Y de aquellos barros vienen estos
lodos. Ya cada cual, pastoralmente,
en la Iglesia, afirma lo que subjetivamente cree, no lo que ha dicho la Iglesia
siempre. Con una dosis tóxica de sentimentalismo en muchos casos. Y es eso lo
que rompe la unidad de la Iglesia. Y no el denunciarlo. A esta denuncia se la
acusa falazmente de buscar una supuesta “uniformidad que niega los diversos
carismas que suscita el Espíritu Santo”, como algún comentarista afirmaba en el
citado Perpleja del 1 de junio. El Padre John O´Malley definió al Vaticano II
como un evento “lingüístico”, explicando cómo las profesiones de fe y los
cánones fueron sustituidos por un “género literario” demostrativo. Este
acercarse al pasado en términos diferentes significa aceptar una transformación
cultural más profunda que todo cuanto se pueda imaginar. El estilo del discurso revela, de hecho, aún antes que las ideas, las
tendencias profundas del espíritu de quien se expresa. “El estilo es la
expresión última del significado, es significado y no ornamento, y es
también el instrumento hermenéutico por excelencia”, afirma el P. O´Malley. Por
eso la letra de los nuevos himnos pseudo-litúrgicos importa; importa su melodía
también. E importa lo que cada cual interprete como le parezca y lo publique
con un hábito en redes sociales. Porque cambian el contenido del mensaje.
“Cuando los medios masivos de
comunicación sustituyen al Magisterio de la Iglesia, cuando las impresiones y
los sentimientos sustituyen las ideas y los principios, cuando cada día trae
una novedad y la confusión se difunde, quien no quisiera perder el único camino
en el que se encuentra la Verdad y la Vida debe seguir la Sagrada Tradición de
la Iglesia que, de Vicario de Cristo, nos conduce al mismo Cristo”, afirma el
profesor de Mattei. El sensus fidei
que conservamos los católicos nos impone la fidelidad a aquella Tradición que
únicamente los pastores tienen el derecho de aclarar y enseñar, pero que todos
los bautizados tienen el derecho de guardar y transmitir como la recibieron. La Tradición no es únicamente la regula fidei de la Iglesia; es también
el fundamento de la sociedad. En este mundo, sea que se trate de la vida
moral o de la vida material, hay cosas que pasan y cosas que permanecen. Pero
únicamente aquello que refleja la ley natural y divina vive y merece vivir en
la historia. La Tradición es el elemento incorruptible e inmutable de la
sociedad. Y sólo en la Tradición es posible el progreso, porque nosotros no
podemos progresar y perfeccionarnos en las cosas que pasan, sino únicamente en
aquellas que permanecen.
La Tradición no es el pasado, porque el pasado no existe más y no puede
volver. La Tradición es aquello del pasado que vive en el presente, aquello que
debe vivir para que nuestro presente tenga un futuro. Pero la raíz última
de todo lo que es y de lo que será, es el mismo Dios, en quien pasado, presente
y futuro se funden en un único acto infinito de ser. El corazón de la tradición
está en el mismo Dios, ser por esencia, eterno e inmutable. “La Tradición es
aquello que es estable en las alteraciones de las cosas. Es aquello que es
inmutable en un mundo que cambia y lo es porque tiene en sí mismo un reflejo de
eternidad. Porque sólo aquello que se fundamenta y reposa en Dios merece ser
conservado, transmitido y guardado”, sigue afirmando el profesor de Mattei.

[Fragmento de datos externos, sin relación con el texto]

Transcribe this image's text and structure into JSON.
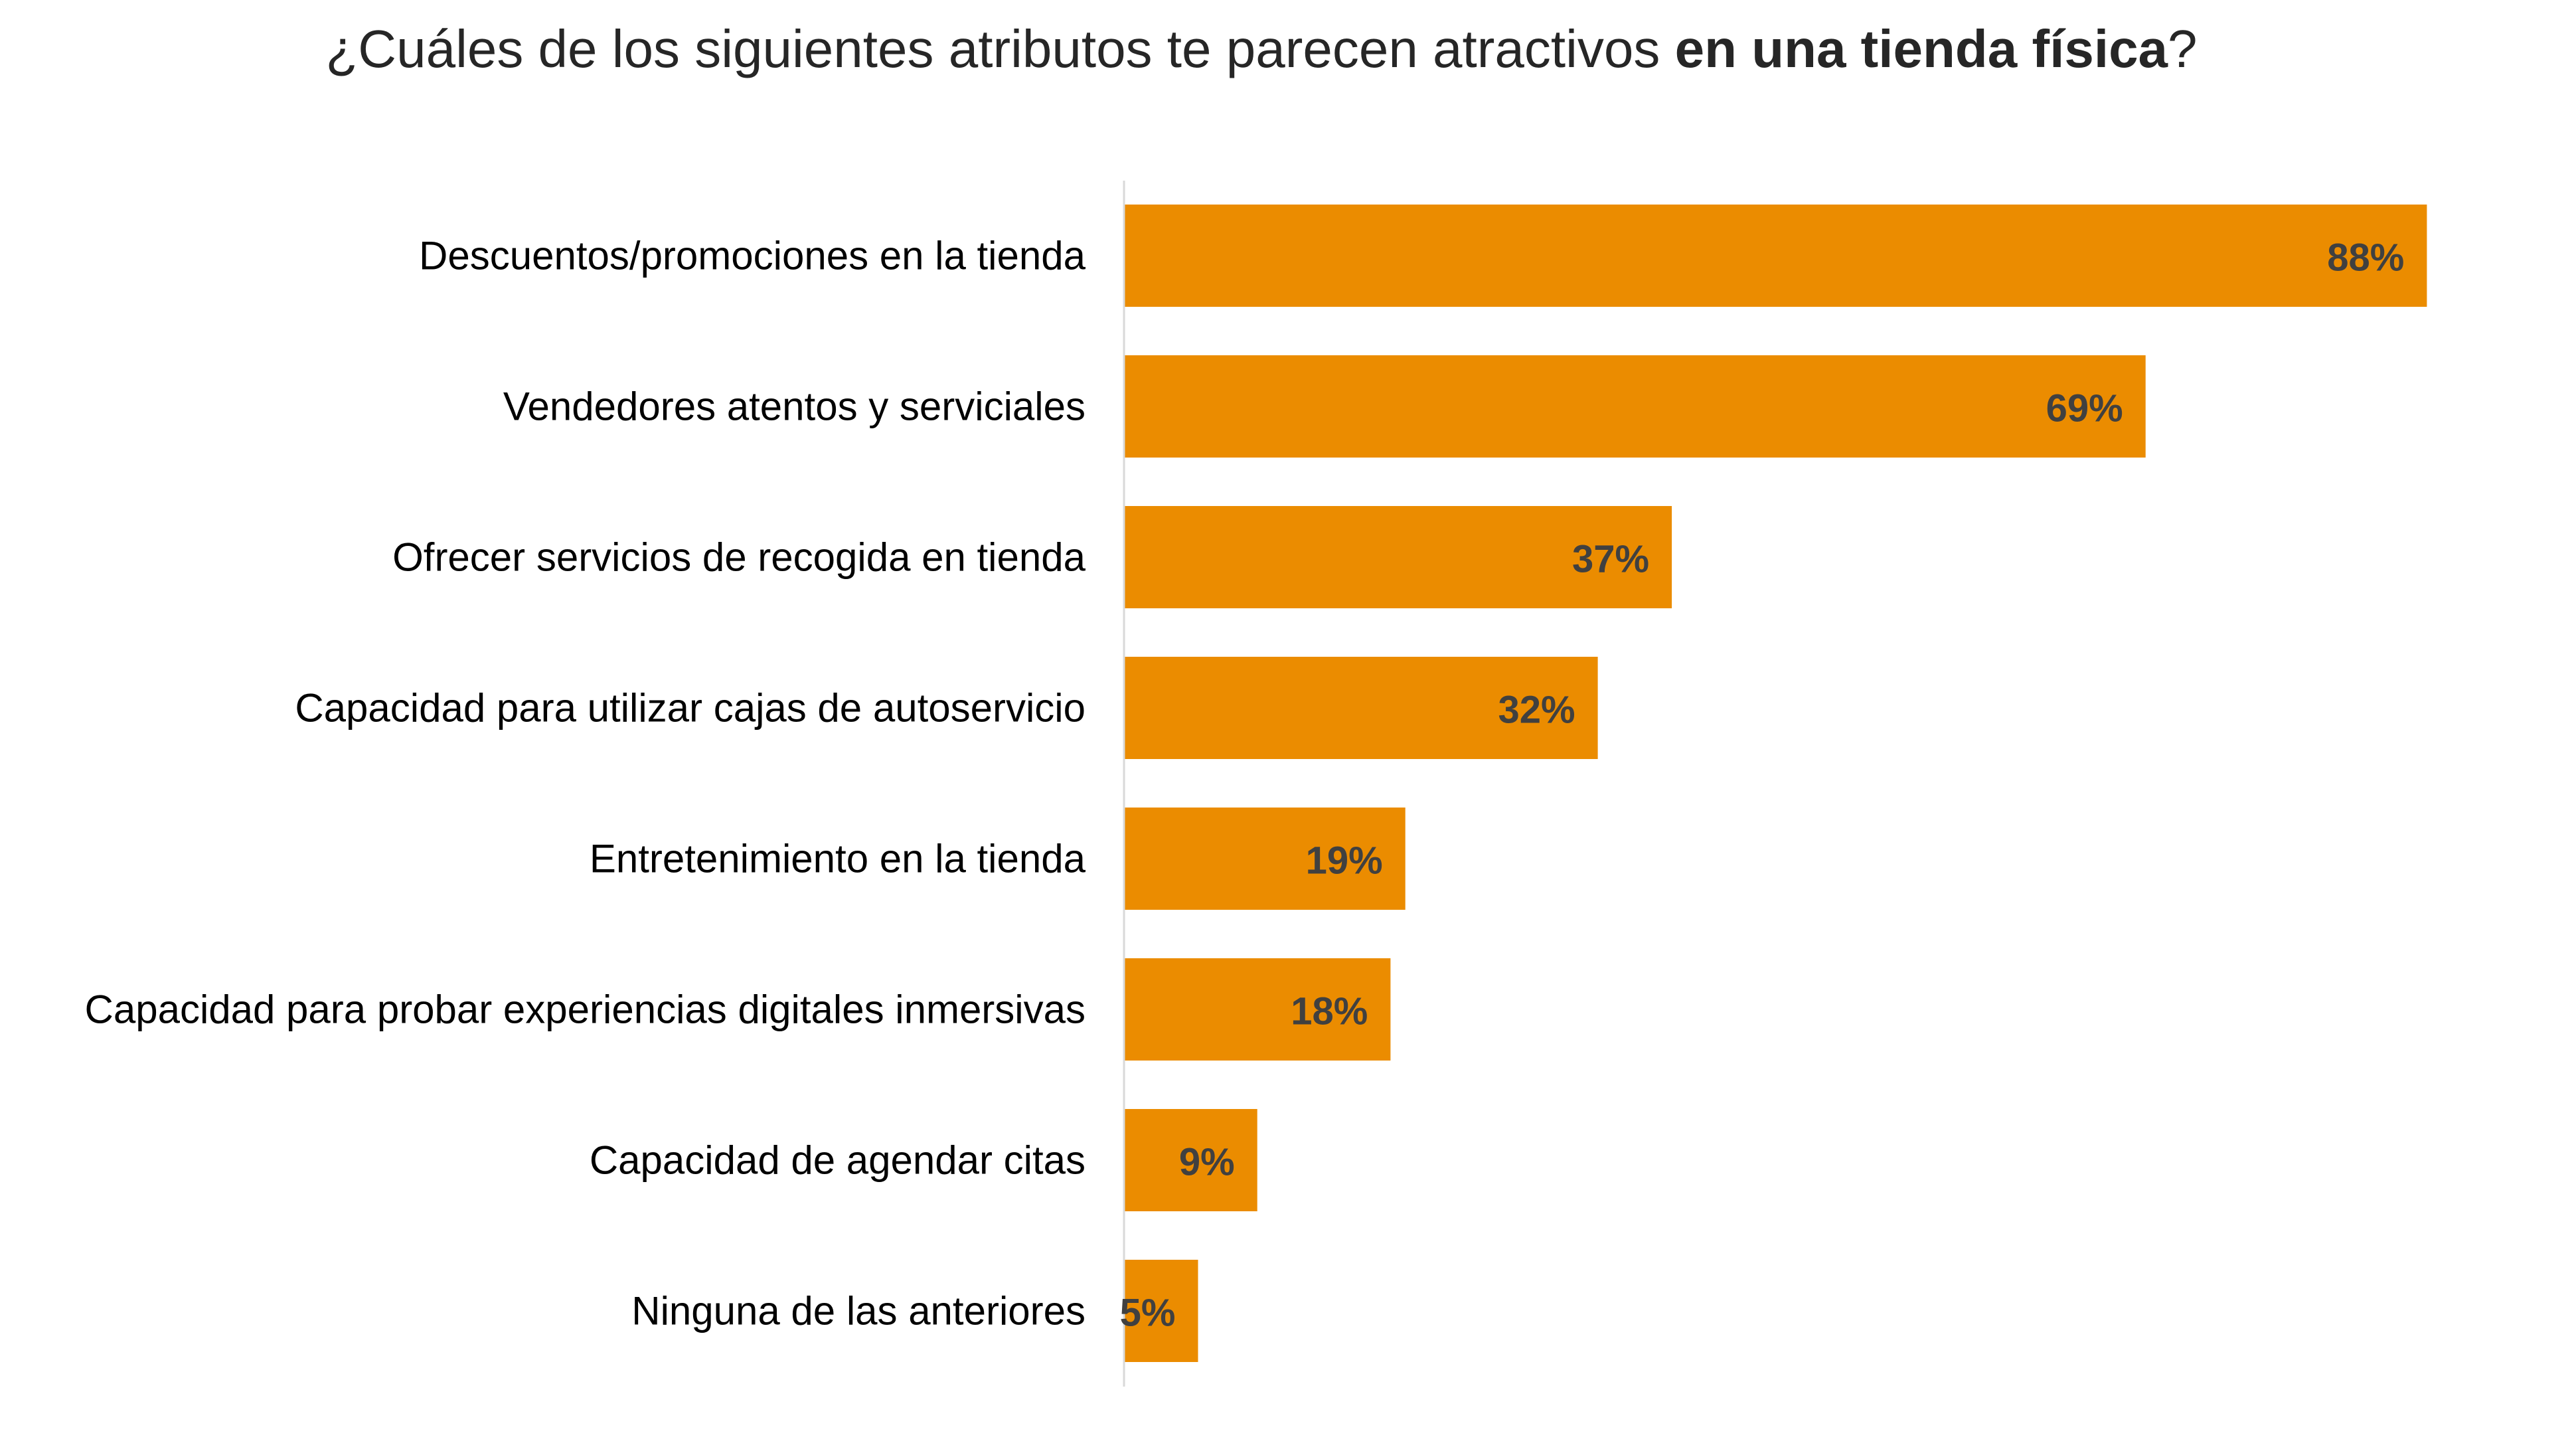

Al respecto, la cita de Chesterton con que comenzaba
este texto añadía algo que he omitido con la intención de poder decirlo ahora:
“los conservadores no son más que los progresistas a cámara lenta, cuya función
es impedir la restauración”. Pues
bien, ésta es la clave: la restauración de la gran Tradición católica que
enseña la verdad, para la salvación de las almas, que es el fin con el que
Cristo fundó la Iglesia.
Si no se tiene esto claro, no hay
manera efectiva de combatir la revuelta contra Dios que es la posmodernidad,
porque es justamente la subversión diabólica de la ley natural. Si se ignora la
enseñanza fundamental de la ley natural, se está construyendo sobre la arena,
intentando combatir la herejía modernista desde su derivado, el posmodernismo;
cayendo en los mismos errores, sin ser conscientes de ello.
Para finalizar, y como ejemplo de
esta inmutabilidad de la enseñanza de la verdad, además de recomendarles la
lectura de la obra que he ido refiriendo del profesor de Mattei, “Apología de
la Tradición”, les recomiendo también la obra del siglo V “El Commonitorio.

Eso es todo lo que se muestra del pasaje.